The biggest benefit Council offers is the opportunity to talk formally and informally with lively intelligent women from all over the country, and to exchange ideas on how to, and how not to do all the things that Leagues try to de.
Hawaii has more in common than we realize with Maine, or with Wyoming; Georgia thinks we may help solve some of its problems; Illinois might tell us something about organization. Puerto Rico, Alaska, and Hawaii, the youngest, get special attention from National and State leaders alike, a heady situation indeed.
This year's emphasis was legislative. Each national committee told us about legislation which is in trouble financially or politically; crucial water pollution control program; CAP programs; compensatory education funds; AID; and D.C. Home Rule.
The League spent a whole day "on the hill". Hawaii's delegates talked with Reps Patsy Mink and Spark Matsunaga over coffee in the morning, exchanging views about legislation, especially CAP and lineation. Later we spent an hour with Senator Dan Inouye, whose office number is 442(!) discussing trade, AID, the League, and Hawaii. Senator Hiram Fong, out of Washington, sent his regrets. Over lunch we drew out Mrs. Mink on her life as a congresswoman, in between quorum call bells and office interruptions. Later we hurried off to the OEO office for a briefing set up by Mrs. Mink on the progress of various projects in Hawaii from the Head Office point of view.
During the week National Board member Mrs. Christopherson testified before the House Foreign Affairs committee in support of Foreign Economic Aid. Mrs. Clusen testified on behalf of Clean Water Restoration Act appropriations. Mrs. Benson, representing the League at the Conference on Women in the War on Poverty, made herself and the League positions known to many sympathetic congressmen. (Our charming intelligent National Board lobbyists make a good impression on legislators.
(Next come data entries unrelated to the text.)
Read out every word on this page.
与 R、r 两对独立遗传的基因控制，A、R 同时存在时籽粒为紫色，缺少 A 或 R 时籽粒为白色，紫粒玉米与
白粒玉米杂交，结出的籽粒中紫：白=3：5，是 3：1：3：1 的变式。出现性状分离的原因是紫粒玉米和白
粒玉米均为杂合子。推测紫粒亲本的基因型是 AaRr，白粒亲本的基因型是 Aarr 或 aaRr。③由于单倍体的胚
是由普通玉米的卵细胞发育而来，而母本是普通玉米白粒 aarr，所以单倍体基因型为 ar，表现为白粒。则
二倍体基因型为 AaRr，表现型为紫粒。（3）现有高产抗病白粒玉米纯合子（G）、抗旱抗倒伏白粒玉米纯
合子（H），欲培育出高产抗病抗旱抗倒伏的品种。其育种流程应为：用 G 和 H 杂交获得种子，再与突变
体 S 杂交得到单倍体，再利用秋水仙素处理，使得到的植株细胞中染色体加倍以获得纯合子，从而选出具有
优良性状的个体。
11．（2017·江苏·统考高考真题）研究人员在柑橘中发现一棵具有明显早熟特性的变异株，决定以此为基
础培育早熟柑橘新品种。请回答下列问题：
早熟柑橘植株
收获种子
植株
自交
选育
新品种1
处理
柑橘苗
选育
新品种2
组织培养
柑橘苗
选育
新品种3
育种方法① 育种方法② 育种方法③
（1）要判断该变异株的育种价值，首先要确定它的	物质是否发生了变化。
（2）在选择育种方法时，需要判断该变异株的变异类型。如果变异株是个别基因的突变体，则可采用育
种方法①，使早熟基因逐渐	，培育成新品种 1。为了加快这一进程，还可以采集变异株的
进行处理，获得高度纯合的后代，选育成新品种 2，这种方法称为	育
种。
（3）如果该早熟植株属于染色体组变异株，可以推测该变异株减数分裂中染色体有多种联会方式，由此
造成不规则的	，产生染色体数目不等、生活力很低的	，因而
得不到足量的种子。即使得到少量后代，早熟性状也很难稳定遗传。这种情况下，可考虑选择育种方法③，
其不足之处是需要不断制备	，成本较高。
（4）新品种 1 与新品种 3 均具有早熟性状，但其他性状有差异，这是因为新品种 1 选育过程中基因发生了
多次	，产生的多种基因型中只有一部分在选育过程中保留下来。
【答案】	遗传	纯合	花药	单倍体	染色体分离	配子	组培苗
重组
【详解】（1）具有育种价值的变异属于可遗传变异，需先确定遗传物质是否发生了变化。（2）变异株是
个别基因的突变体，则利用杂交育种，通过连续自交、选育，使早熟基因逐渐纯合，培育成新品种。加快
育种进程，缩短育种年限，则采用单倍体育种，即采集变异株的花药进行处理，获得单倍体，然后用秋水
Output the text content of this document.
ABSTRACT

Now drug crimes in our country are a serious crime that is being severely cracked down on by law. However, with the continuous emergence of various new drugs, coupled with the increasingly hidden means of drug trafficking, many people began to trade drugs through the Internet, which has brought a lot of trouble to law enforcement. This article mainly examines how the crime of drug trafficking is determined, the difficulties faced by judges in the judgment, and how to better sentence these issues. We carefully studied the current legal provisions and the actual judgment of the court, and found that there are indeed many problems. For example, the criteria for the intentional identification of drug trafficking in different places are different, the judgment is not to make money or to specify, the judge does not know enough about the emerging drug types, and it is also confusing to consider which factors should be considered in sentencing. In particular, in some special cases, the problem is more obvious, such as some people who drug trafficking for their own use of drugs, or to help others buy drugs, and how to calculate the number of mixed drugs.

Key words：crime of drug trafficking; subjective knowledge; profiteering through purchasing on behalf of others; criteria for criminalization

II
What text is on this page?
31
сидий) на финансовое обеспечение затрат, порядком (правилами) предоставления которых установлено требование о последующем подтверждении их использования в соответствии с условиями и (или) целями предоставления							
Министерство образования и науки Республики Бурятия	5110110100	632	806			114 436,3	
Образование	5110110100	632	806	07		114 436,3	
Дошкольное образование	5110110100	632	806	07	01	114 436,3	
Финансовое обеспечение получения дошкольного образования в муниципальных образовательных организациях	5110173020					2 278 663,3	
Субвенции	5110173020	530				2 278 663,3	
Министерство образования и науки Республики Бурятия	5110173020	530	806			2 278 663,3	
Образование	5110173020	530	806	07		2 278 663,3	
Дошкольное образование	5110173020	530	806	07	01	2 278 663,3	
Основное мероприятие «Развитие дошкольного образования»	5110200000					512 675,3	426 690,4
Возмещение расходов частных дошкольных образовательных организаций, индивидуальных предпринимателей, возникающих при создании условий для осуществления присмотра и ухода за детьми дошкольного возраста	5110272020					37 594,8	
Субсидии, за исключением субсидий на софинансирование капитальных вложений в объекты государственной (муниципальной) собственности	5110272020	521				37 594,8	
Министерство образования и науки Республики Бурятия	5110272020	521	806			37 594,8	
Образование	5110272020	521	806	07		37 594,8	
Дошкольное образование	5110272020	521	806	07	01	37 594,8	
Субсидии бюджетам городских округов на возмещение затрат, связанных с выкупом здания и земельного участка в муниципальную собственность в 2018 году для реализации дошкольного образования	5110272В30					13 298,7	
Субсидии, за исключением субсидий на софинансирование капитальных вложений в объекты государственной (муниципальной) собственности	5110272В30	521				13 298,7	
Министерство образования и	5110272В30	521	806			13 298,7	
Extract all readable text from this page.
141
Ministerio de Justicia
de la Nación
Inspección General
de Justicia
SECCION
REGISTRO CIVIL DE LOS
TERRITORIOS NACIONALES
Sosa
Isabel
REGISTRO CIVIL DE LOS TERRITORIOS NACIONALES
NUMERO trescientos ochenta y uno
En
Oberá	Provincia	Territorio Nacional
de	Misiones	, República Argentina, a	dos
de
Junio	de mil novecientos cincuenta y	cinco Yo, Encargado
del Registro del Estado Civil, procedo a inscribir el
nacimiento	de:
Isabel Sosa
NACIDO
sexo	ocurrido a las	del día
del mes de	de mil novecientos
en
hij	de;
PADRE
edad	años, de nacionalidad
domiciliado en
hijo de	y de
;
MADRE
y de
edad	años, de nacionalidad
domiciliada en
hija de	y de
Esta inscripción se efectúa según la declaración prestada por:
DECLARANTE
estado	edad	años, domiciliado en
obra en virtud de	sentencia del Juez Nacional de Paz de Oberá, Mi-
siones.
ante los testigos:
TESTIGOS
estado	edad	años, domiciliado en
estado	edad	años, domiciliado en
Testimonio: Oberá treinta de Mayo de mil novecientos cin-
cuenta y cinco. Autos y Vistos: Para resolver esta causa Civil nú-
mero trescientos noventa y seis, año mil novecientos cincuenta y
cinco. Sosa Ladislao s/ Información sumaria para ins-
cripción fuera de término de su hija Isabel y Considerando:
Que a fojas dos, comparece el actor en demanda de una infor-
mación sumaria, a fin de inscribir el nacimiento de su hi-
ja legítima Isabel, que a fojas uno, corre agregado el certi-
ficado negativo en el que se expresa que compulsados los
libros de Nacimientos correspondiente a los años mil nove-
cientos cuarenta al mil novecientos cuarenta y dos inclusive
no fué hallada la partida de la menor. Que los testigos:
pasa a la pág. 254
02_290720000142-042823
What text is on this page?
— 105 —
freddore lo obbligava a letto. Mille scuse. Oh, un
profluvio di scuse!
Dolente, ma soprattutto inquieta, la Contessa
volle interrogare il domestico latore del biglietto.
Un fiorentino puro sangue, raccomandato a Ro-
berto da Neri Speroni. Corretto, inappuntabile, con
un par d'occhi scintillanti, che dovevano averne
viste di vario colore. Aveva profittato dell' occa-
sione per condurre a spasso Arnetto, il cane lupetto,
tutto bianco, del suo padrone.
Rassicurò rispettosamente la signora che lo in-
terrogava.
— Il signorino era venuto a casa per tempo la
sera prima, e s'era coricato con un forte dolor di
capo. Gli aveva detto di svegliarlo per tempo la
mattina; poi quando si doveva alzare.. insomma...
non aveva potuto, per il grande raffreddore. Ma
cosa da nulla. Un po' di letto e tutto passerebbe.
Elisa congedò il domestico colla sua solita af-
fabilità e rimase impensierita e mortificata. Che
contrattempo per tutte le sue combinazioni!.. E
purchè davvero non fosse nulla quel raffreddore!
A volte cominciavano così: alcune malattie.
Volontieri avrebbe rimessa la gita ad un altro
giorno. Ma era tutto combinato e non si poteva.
One Representative wished he could move to Wisconsin after hearing Mrs. Clasen speak.)
Other highlights including a briefing by Secretary Rusk and other top State Dept. officials; a tour of the White House followed by a briefing by the President's White House Staff; and a panel discussion by those who guided the 1964 Civil Rights Bill through Congress.
Besides the stated legislative aim of Council, another aim soon appeared: League Finance. Finance was stressed during every discussion. First mentioned at the pre-Council for very small State Leagues, of which we are the smallest, the point was made - loud and clear - that State Leagues have the responsibility for educating locals in more financing to provide better services.
The five-year goal, which just ended, of $35,000 per year increase in National Budget has nearly been met each year. The extra money was used to raise salaries of National staff members to the minimum Washington salary level; to maintain national services; to increase field services, and to improve the National Voter.
The National League still has to draw upon its reserves to balance its budget, while putting nothing in for future years. The message to delegates was clear.
As a forum for discussion of League's goals and problems, National Connell probably cannot be improved upon. For five days over a hundred women talked, thought, ate, and slept nothing but League.
We will try to bring our added insights to you throughout the year in all of the League's programs.